Juger la justice
Combien de criminels au Maroc courent les rues pendant que des innocents croupissent dans des prisons? La question se pose puisque tous les rapports qui pleuvent de partout sur le Maroc, mettent la justice marocaine dans le box des accusés. A ce propos, un rapport du Département d’Etat américain rendu public le 28 février, est venu confirmer ce que ne cessaient de répéter des ONG nationales et internationales. Principales charges retenues contre cette justice: elle reste téléguidée par le pouvoir et minée par la corruption.

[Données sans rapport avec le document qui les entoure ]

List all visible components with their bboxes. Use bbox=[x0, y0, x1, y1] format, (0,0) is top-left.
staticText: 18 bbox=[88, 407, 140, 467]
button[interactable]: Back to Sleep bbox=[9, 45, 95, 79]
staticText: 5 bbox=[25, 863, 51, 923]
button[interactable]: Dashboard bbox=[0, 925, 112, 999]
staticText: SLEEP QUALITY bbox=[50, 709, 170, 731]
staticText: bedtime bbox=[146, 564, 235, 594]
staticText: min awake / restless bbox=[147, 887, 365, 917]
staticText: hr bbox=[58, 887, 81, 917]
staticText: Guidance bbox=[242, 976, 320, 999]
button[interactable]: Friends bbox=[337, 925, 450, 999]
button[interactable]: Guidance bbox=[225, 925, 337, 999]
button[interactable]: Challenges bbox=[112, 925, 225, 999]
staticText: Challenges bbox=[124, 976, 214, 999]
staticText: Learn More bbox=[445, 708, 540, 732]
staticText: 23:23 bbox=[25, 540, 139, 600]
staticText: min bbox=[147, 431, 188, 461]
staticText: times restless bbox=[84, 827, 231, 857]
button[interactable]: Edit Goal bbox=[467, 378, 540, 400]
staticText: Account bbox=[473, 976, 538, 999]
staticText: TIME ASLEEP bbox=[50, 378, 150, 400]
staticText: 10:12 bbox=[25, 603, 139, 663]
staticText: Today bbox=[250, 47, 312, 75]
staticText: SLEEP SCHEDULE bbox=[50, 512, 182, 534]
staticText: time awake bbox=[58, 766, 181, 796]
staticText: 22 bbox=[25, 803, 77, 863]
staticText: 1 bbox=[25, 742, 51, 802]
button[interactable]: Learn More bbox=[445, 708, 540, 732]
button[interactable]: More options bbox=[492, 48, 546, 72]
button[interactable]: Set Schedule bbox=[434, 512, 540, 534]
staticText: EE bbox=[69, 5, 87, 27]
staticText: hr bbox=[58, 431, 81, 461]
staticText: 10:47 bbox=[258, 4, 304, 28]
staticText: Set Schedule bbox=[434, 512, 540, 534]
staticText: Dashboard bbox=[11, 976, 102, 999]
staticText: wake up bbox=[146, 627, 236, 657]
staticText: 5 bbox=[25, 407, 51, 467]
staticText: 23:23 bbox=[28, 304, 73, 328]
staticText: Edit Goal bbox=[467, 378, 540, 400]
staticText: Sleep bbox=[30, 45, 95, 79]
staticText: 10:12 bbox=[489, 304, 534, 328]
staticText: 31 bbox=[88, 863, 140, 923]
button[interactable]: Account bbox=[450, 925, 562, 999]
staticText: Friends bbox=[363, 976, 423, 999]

Certes, ces dernières années, le vaste chantier de «l’assainissement» de la justice au Maroc a été lancé. Il a même fait des victimes parmi le corps judiciaire. Mais, ce processus reste inachevé. Il a suffi d’une affaire comme celle des ouvriers des mines d’Imini (Ourzazate) pour que la réforme globale de la justice marocaine soit remise au cœur du débat au Maroc et même à l’étranger. Rappel des faits: Les mines d’Imini relevant de la Société Chérifiènne des Etudes Minières (SACEM) dont 42,99% des actions appartiennent à l’État sont entrées en novembre 2001 dans une phase de redressement pour pallier, semble-t-il, des «difficultés structurelles». Dans ce cadre, les responsables de ces mines ont tenté, en vain, de réduire les heures de travail, voire de compresser le personnel... Le désaccord sur le fond même de la crise a provoqué une confrontation directe entre des ouvriers et les décideurs. En conséquence de quoi il y eut des mouvements de protestation à répétition dont un sit-in qui s’était prolongé indéfiniment à cause notamment de l’inefficacité de l’intermédiation entreprise. Selon certains parmi les protestataires, le feu a été mis aux poudres le 15 avril 2004, lorsque les mines ont été prises d’assaut par une milice. Celle-ci aurait été poussée, sur fond de surenchère syndicale, à casser ledit sit-in par la violence. Il s’en est suivi la blessure puis la mort de l’un des assaillants connu pour ses antécédents médicaux. Et c’est ainsi qu’a éclaté le procès à travers lequel le procès de la justice marocaine est actuellement fait.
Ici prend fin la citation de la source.